Author: Mary Beard
First Published: December 12, 2017
Genres: Essays, Feminism, Politics
At long last, Mary Beard addresses in one brave book the misogynists and trolls who mercilessly attack and demean women the world over, including, very often, Mary herself. In Women & Power, she traces the origins of this misogyny to its ancient roots, examining the pitfalls of gender and the ways that history has mistreated strong women since time immemorial. As far back as Homer’s Odyssey, Beard shows, women have been prohibited from leadership roles in civic life, public speech being defined as inherently male. From Medusa to Philomela (whose tongue was cut out), from Hillary Clinton to Elizabeth Warren (who was told to sit down), Beard draws illuminating parallels between our cultural assumptions about women’s relationship to power―and how powerful women provide a necessary example for all women who must resist being vacuumed into a male template. With personal reflections on her own online experiences with sexism, Beard asks: If women aren’t perceived to be within the structure of power, isn’t it power itself we need to redefine? And how many more centuries should we be expected to wait?
Women & Power is a pair of essays by classicist Mary Beard and it is a great example of how history can provide context for the present day. The author does a phenomenal job linking Greek and Roman mythology to present-day attitudes toward women in power. She dissects the tradition of viewing public speech as a defining male trait.
Beard offers a compelling argument about the way that public speech has been tied to power and by extension masculinity since ancient times. It’s an interesting idea to consider and her essays are well researched, using examples from a multitude of famous phrases, mythology, and plays to back up her assertions. I also liked the present-day examples of the way that different female world leaders either adopt or subvert this idea of power being inherently masculine.
“For a start it doesn’t much matter what line you take as a woman, if you venture into traditional male territory, the abuse comes anyway. It is not what you say that prompts it, it’s simply the fact that you’re saying it.”
The book goes further by discussing the abuses doled out by both the media and internet trolls toward any public statement made by women, even referencing some of the harassment that Beard has suffered personally. I was unaware of this and had to do some research on my own, so it would have been nice to know about the events that Beard was referencing within the essays themselves. I don’t like essays that assume that the reader is already familiar with the author.

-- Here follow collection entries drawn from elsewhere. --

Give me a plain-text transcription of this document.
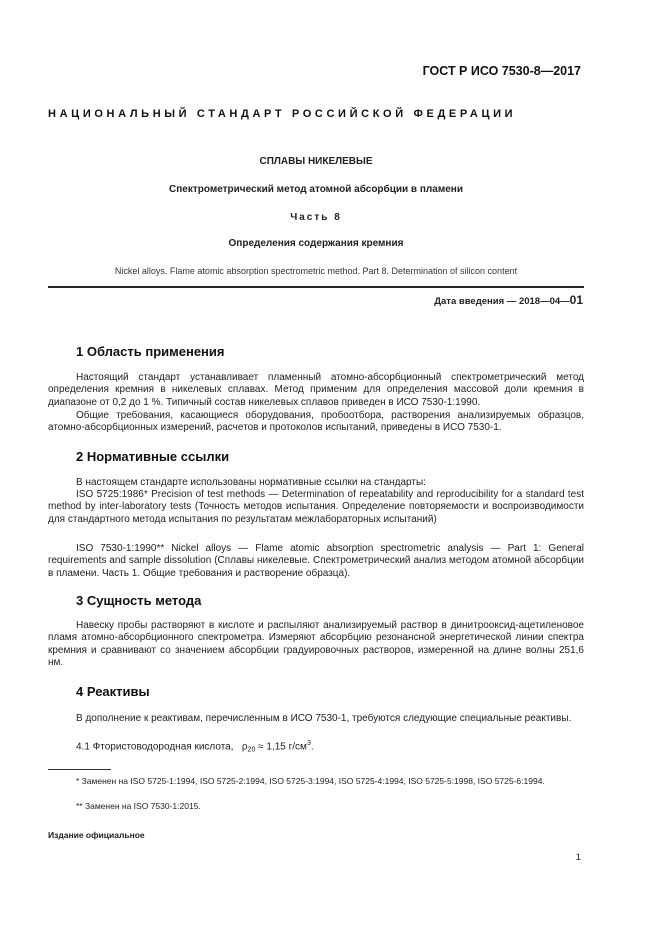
ГОСТ Р ИСО 7530-8—2017
НАЦИОНАЛЬНЫЙ СТАНДАРТ РОССИЙСКОЙ ФЕДЕРАЦИИ
СПЛАВЫ НИКЕЛЕВЫЕ
Спектрометрический метод атомной абсорбции в пламени
Часть 8
Определения содержания кремния
Nickel alloys. Flame atomic absorption spectrometric method. Part 8. Determination of silicon content
Дата введения — 2018—04—01
1 Область применения

Настоящий стандарт устанавливает пламенный атомно-абсорбционный спектрометрический метод определения кремния в никелевых сплавах. Метод применим для определения массовой доли кремния в диапазоне от 0,2 до 1 %. Типичный состав никелевых сплавов приведен в ИСО 7530-1:1990.

Общие требования, касающиеся оборудования, пробоотбора, растворения анализируемых образцов, атомно-абсорбционных измерений, расчетов и протоколов испытаний, приведены в ИСО 7530-1.

2 Нормативные ссылки

В настоящем стандарте использованы нормативные ссылки на стандарты:

ISO 5725:1986* Precision of test methods — Determination of repeatability and reproducibility for a standard test method by inter-laboratory tests (Точность методов испытания. Определение повторяемости и воспроизводимости для стандартного метода испытания по результатам межлабораторных испытаний)

ISO 7530-1:1990** Nickel alloys — Flame atomic absorption spectrometric analysis — Part 1: General requirements and sample dissolution (Сплавы никелевые. Спектрометрический анализ методом атомной абсорбции в пламени. Часть 1. Общие требования и растворение образца).

3 Сущность метода

Навеску пробы растворяют в кислоте и распыляют анализируемый раствор в динитрооксид-ацетиленовое пламя атомно-абсорбционного спектрометра. Измеряют абсорбцию резонансной энергетической линии спектра кремния и сравнивают со значением абсорбции градуировочных растворов, измеренной на длине волны 251,6 нм.

4 Реактивы

В дополнение к реактивам, перечисленным в ИСО 7530-1, требуются следующие специальные реактивы.

4.1 Фтористоводородная кислота, $\rho_{20} \approx 1,15$ $г/см^3$.

* Заменен на ISO 5725-1:1994, ISO 5725-2:1994, ISO 5725-3:1994, ISO 5725-4:1994, ISO 5725-5:1998, ISO 5725-6:1994.

** Заменен на ISO 7530-1:2015.

Издание официальное
1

All in all a fast and thought-provoking read, excellent for anyone interested in feminism and classics. I completed this book in one sitting and highlighted many passages as it gave me a lot of concepts to chew on. My only minor gripes are that this subject deserves so much more time and detail, and I wouldn’t call this book much of a manifesto. It also is politically liberal, which was just fine for me but I know it will push some readers away from a book that I think could be really beneficial for education.